Hello there!
I hope, and I can imagine, that this is the right forum where to find people who have gained some experience with devices like this.
I've done some little research lately about those different kinds of chinese CNC *routers*.
Basically, there seem to be two kinds:
1) newer, usually weaker ones, sold as wood engravers, which already have support for GRBL control, and you can see people on youtube runnig open source software that captures a heightmap of e.g. a copper board with a simple electrical contact, befor the actual milling, to get more precise results and all that.
These are called e.g. cnc 1610, 3018 (for 16x10 or 30x18 cm² max. work piece size)
and have something like a 150W motor driving the tool. Often there are many plastic parts holding the corners together.
2) older style, usually more metal, less plastic, at least 300W, up to 2.2kW motor, sometimes up to 4 axes, and people do actually use them to mill softer metals.
They are called e.g. CNC 3020, or 6040, for their resp. sizes in cm.
They come with either parallel port or USB control, but as I understand, they get direct commands via their comm port and if the host OS has timing issues, this might mess up the routing accuracy.
Which is why you can buy, on ebay china, arduino based PCBs with motor drivers as addons that implement GRBL control (buffering data on the controllers - or so I'd hope, LOL!).
Now what I want to do with it, and the questions.
My best compromise of size vs. price is the 3018 or 3020 one, I pretty much settled on that rough format.
I could mill PCBs for most of my devices' front panels.
And, given the stronger one, 3020, perhaps even actually mill fader slits, and rectangular openings for e.g. LCDs, into some 2mm aluminium sheet?
I started off wanting one of those 3018 cheaper things (between 160..300 EUR, depending on seller... I tried dealextreme and now cancelled, boy have they sunken low with their service, totally unable to understand basic english to solve problems... *sigh* I digress...),
then discovering the sturdier 3020.
Note: comments about "use OSHpark or Seeed studio, you fool!" are 100% off topic and *not* appreciated. I know what I want in this regard, for certain scenarios, which do not involve waiting 2 weeks for a supposed weekend circuit that I don't want to wild-wire solder without DRC, or paying insane money for even 2-layer PCBs of front panel size like 30x18 cm² - and then shipping for those...Now, the 3018 seems pretty much ready-to-go and will do the most important of the jobs, i.e. milling PCB layouts. Time involved getting things up and running *is* relevant, as of course taking time out of my freetime for projects if the tool is it self too much of a project is a disadvantage.
*BUT* if the 3020 "full metal" thingy with, say 300W motor and 3 axes, could *realistically* do things like making aluminium panel cutouts for me without the direct-connection-no-bearings motor breaking after doing 10 panels (but still in hobby quantities), and perhaps as a bonus, mill some plastic parts (even if it's just voxel style "3D" with 3 axes
) this would be a really nice thing and would perhaps make me willing to invest the time & money to get all the extra stuff mentioned to improve their control hard- & software.

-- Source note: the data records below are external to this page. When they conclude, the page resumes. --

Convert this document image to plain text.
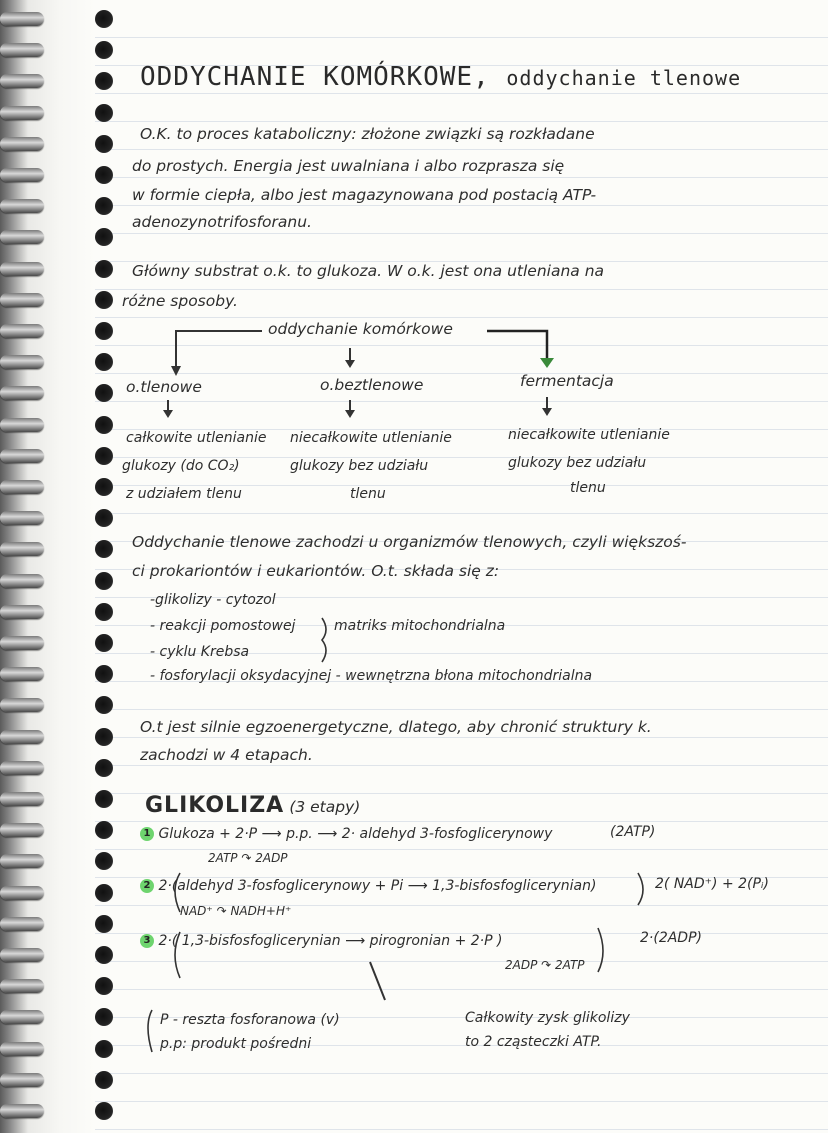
ODDYCHANIE KOMÓRKOWE, oddychanie tlenowe
O.K. to proces kataboliczny: złożone związki są rozkładane
do prostych. Energia jest uwalniana i albo rozprasza się
w formie ciepła, albo jest magazynowana pod postacią ATP-
adenozynotrifosforanu.
Główny substrat o.k. to glukoza. W o.k. jest ona utleniana na
różne sposoby.
oddychanie komórkowe
o.tlenowe	o.beztlenowe	fermentacja
całkowite utlenianie
glukozy (do CO₂)
z udziałem tlenu
niecałkowite utlenianie
glukozy bez udziału
tlenu
niecałkowite utlenianie
glukozy bez udziału
tlenu
Oddychanie tlenowe zachodzi u organizmów tlenowych, czyli większoś-
ci prokariontów i eukariontów. O.t. składa się z:
-glikolizy - cytozol
- reakcji pomostowej
- cyklu Krebsa
matriks mitochondrialna
- fosforylacji oksydacyjnej - wewnętrzna błona mitochondrialna
O.t jest silnie egzoenergetyczne, dlatego, aby chronić struktury k.
zachodzi w 4 etapach.
GLIKOLIZA (3 etapy)
1 Glukoza + 2·P ⟶ p.p. ⟶ 2· aldehyd 3-fosfoglicerynowy	(2ATP)
2ATP ↷ 2ADP
2 2·(aldehyd 3-fosfoglicerynowy + Pi ⟶ 1,3-bisfosfoglicerynian)	2( NAD⁺) + 2(Pᵢ)
NAD⁺ ↷ NADH+H⁺
3 2·( 1,3-bisfosfoglicerynian ⟶ pirogronian + 2·P )	2·(2ADP)
2ADP ↷ 2ATP
P - reszta fosforanowa (v)
p.p: produkt pośredni
Całkowity zysk glikolizy
to 2 cząsteczki ATP.
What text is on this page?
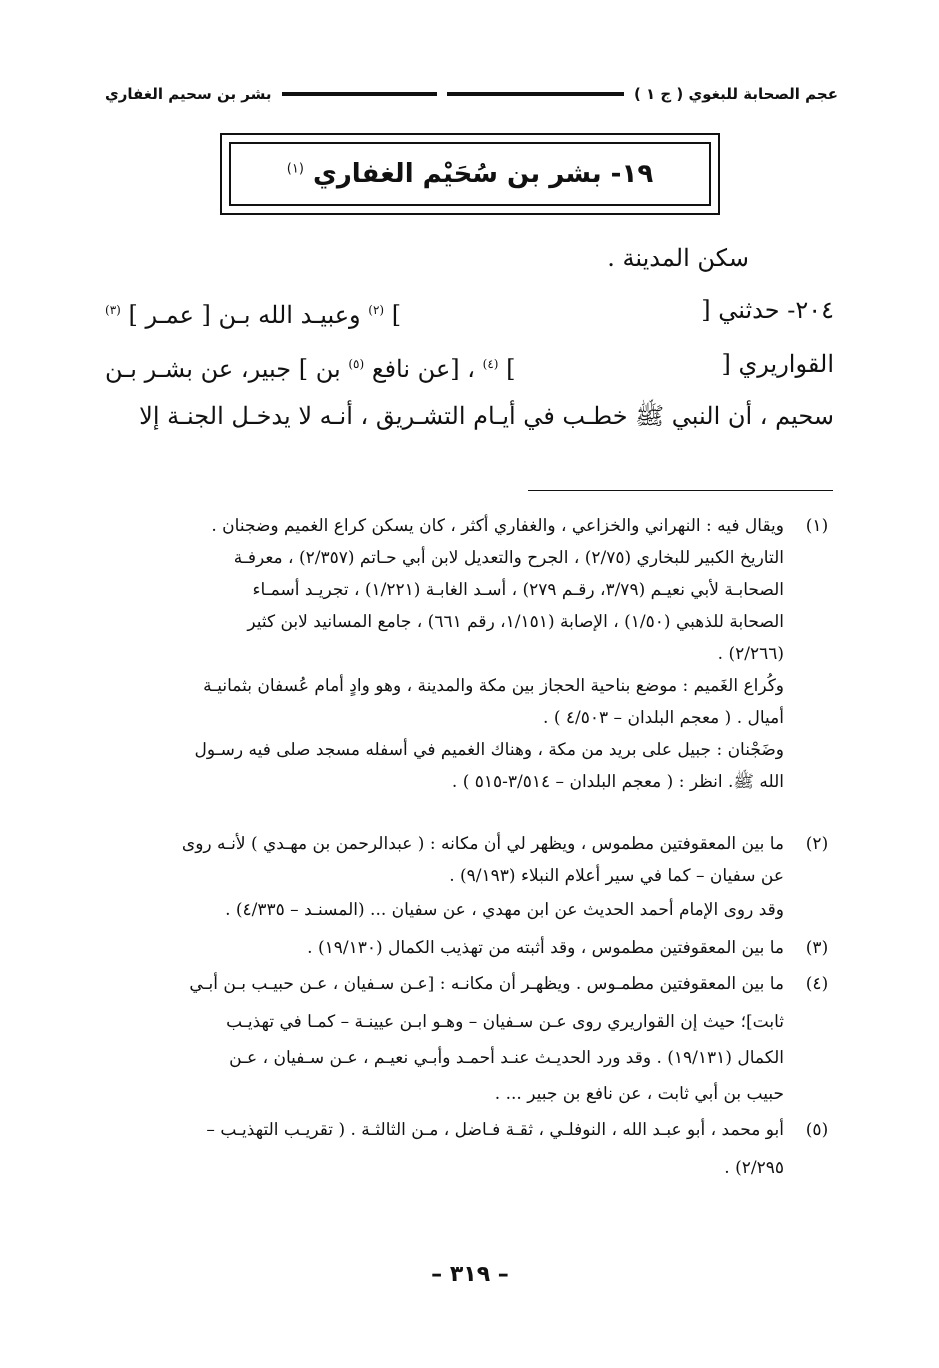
عجم الصحابة للبغوي ( ج ١ )
بشر بن سحيم الغفاري
١٩- بشر بن سُحَيْم الغفاري $^{(١)}$
سكن المدينة .
٢٠٤- حدثني [
] $^{(٢)}$ وعبيـد الله بـن [ عمـر ] $^{(٣)}$
القواريري [
] $^{(٤)}$ ، [عن نافع $^{(٥)}$ بن ] جبير، عن بشـر بـن
سحيم ، أن النبي ﷺ خطـب في أيـام التشـريق ، أنـه لا يدخـل الجنـة إلا
(١)
ويقال فيه : النهراني والخزاعي ، والغفاري أكثر ، كان يسكن كراع الغميم وضجنان .
التاريخ الكبير للبخاري (٢/٧٥) ، الجرح والتعديل لابن أبي حـاتم (٢/٣٥٧) ، معرفـة
الصحابـة لأبي نعيـم (٣/٧٩، رقـم ٢٧٩) ، أسـد الغابـة (١/٢٢١) ، تجريـد أسمـاء
الصحابة للذهبي (١/٥٠) ، الإصابة (١/١٥١، رقم ٦٦١) ، جامع المسانيد لابن كثير
(٢/٢٦٦) .
وكُراع الغَميم : موضع بناحية الحجاز بين مكة والمدينة ، وهو وادٍ أمام عُسفان بثمانيـة
أميال . ( معجم البلدان – ٤/٥٠٣ ) .
وضَجْنان : جبيل على بريد من مكة ، وهناك الغميم في أسفله مسجد صلى فيه رسـول
الله ﷺ. انظر : ( معجم البلدان – ٣/٥١٤-٥١٥ ) .
(٢)
ما بين المعقوفتين مطموس ، ويظهر لي أن مكانه : ( عبدالرحمن بن مهـدي ) لأنـه روى
عن سفيان – كما في سير أعلام النبلاء (٩/١٩٣) .
وقد روى الإمام أحمد الحديث عن ابن مهدي ، عن سفيان ... (المسنـد – ٤/٣٣٥) .
(٣)
ما بين المعقوفتين مطموس ، وقد أثبته من تهذيب الكمال (١٩/١٣٠) .
(٤)
ما بين المعقوفتين مطمـوس . ويظهـر أن مكانـه : [عـن سـفيان ، عـن حبيـب بـن أبـي
ثابت]؛ حيث إن القواريري روى عـن سـفيان – وهـو ابـن عيينـة – كمـا في تهذيـب
الكمال (١٩/١٣١) . وقد ورد الحديـث عنـد أحمـد وأبـي نعيـم ، عـن سـفيان ، عـن
حبيب بن أبي ثابت ، عن نافع بن جبير ... .
(٥)
أبو محمد ، أبو عبـد الله ، النوفلـي ، ثقـة فـاضل ، مـن الثالثـة . ( تقريـب التهذيـب –
٢/٢٩٥) .
– ٣١٩ –
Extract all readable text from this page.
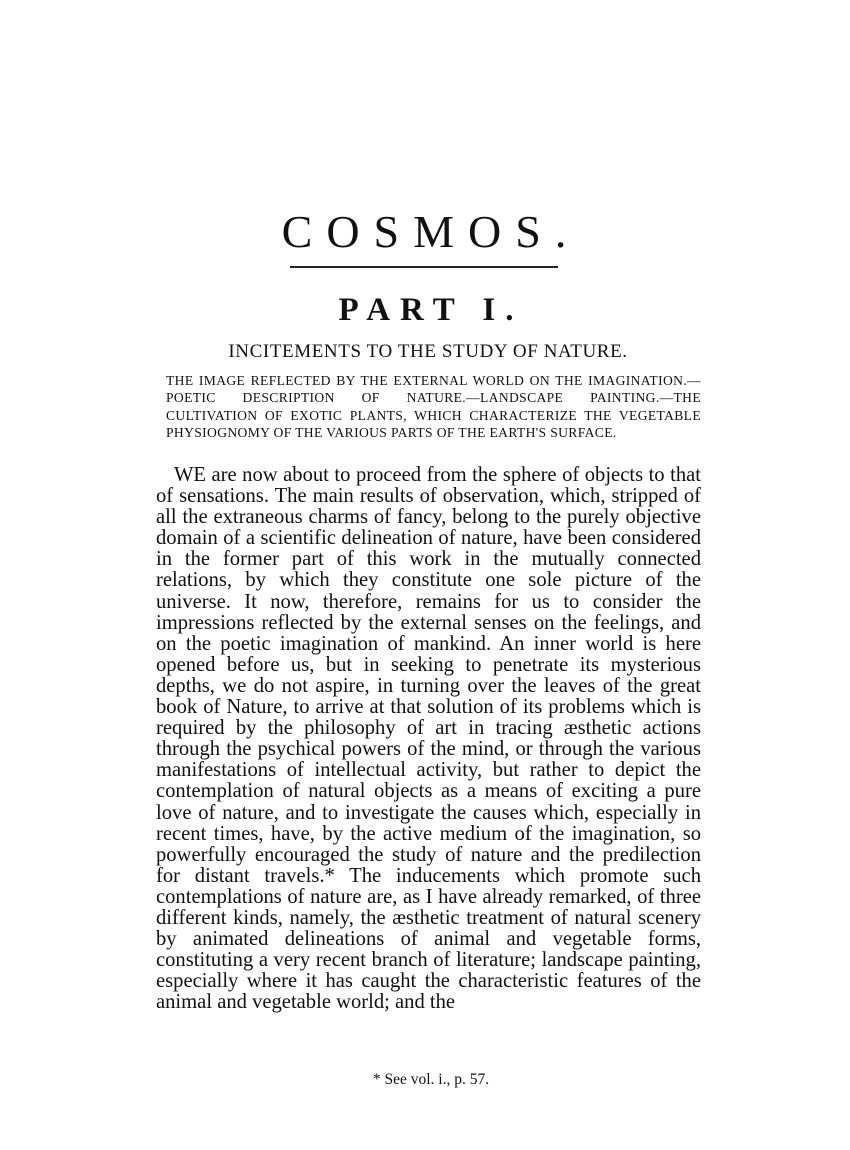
COSMOS.
PART I.
INCITEMENTS TO THE STUDY OF NATURE.
THE IMAGE REFLECTED BY THE EXTERNAL WORLD ON THE IMAGINATION.—POETIC DESCRIPTION OF NATURE.—LANDSCAPE PAINTING.—THE CULTIVATION OF EXOTIC PLANTS, WHICH CHARACTERIZE THE VEGETABLE PHYSIOGNOMY OF THE VARIOUS PARTS OF THE EARTH'S SURFACE.
WE are now about to proceed from the sphere of objects to that of sensations. The main results of observation, which, stripped of all the extraneous charms of fancy, belong to the purely objective domain of a scientific delineation of nature, have been considered in the former part of this work in the mutually connected relations, by which they constitute one sole picture of the universe. It now, therefore, remains for us to consider the impressions reflected by the external senses on the feelings, and on the poetic imagination of mankind. An inner world is here opened before us, but in seeking to penetrate its mysterious depths, we do not aspire, in turning over the leaves of the great book of Nature, to arrive at that solution of its problems which is required by the philosophy of art in tracing æsthetic actions through the psychical powers of the mind, or through the various manifestations of intellectual activity, but rather to depict the contemplation of natural objects as a means of exciting a pure love of nature, and to investigate the causes which, especially in recent times, have, by the active medium of the imagination, so powerfully encouraged the study of nature and the predilection for distant travels.* The inducements which promote such contemplations of nature are, as I have already remarked, of three different kinds, namely, the æsthetic treatment of natural scenery by animated delineations of animal and vegetable forms, constituting a very recent branch of literature; landscape painting, especially where it has caught the characteristic features of the animal and vegetable world; and the
* See vol. i., p. 57.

As for axes - so if I had 4 instead 3, does that mean I could do really smooth curves along one axis? (I don't think it's that important to me, but nice to know, should I encounter a good offer somewhere)
Also I wonder about accuracy of those both models against each other.
The 3018 has the base plate as one of the moving axes, whereas the 3020 moves the tool / motor spindle on both axes. I imagine this results in potentially more play vs. the flat base plate comfily sliding on 2 "threaded rods" ? With the 3018 or 1610 routers, I saw people doing traces for even QFP parts, hell I would be happy if it did SOIC well, at least I may not have to mess with UV-lighting hand-applied soldermask or nasty stuff like that with that format ;-) (I mean to aid soldering ICs. Spraying the whole board with cheap PCB insulation spray after assembly will probably solve the oxidation, and "I can make shorts easily" problem).
So - I'd like to know:
Is my general perception of these things about right?
What can you say about the points I am not sure about?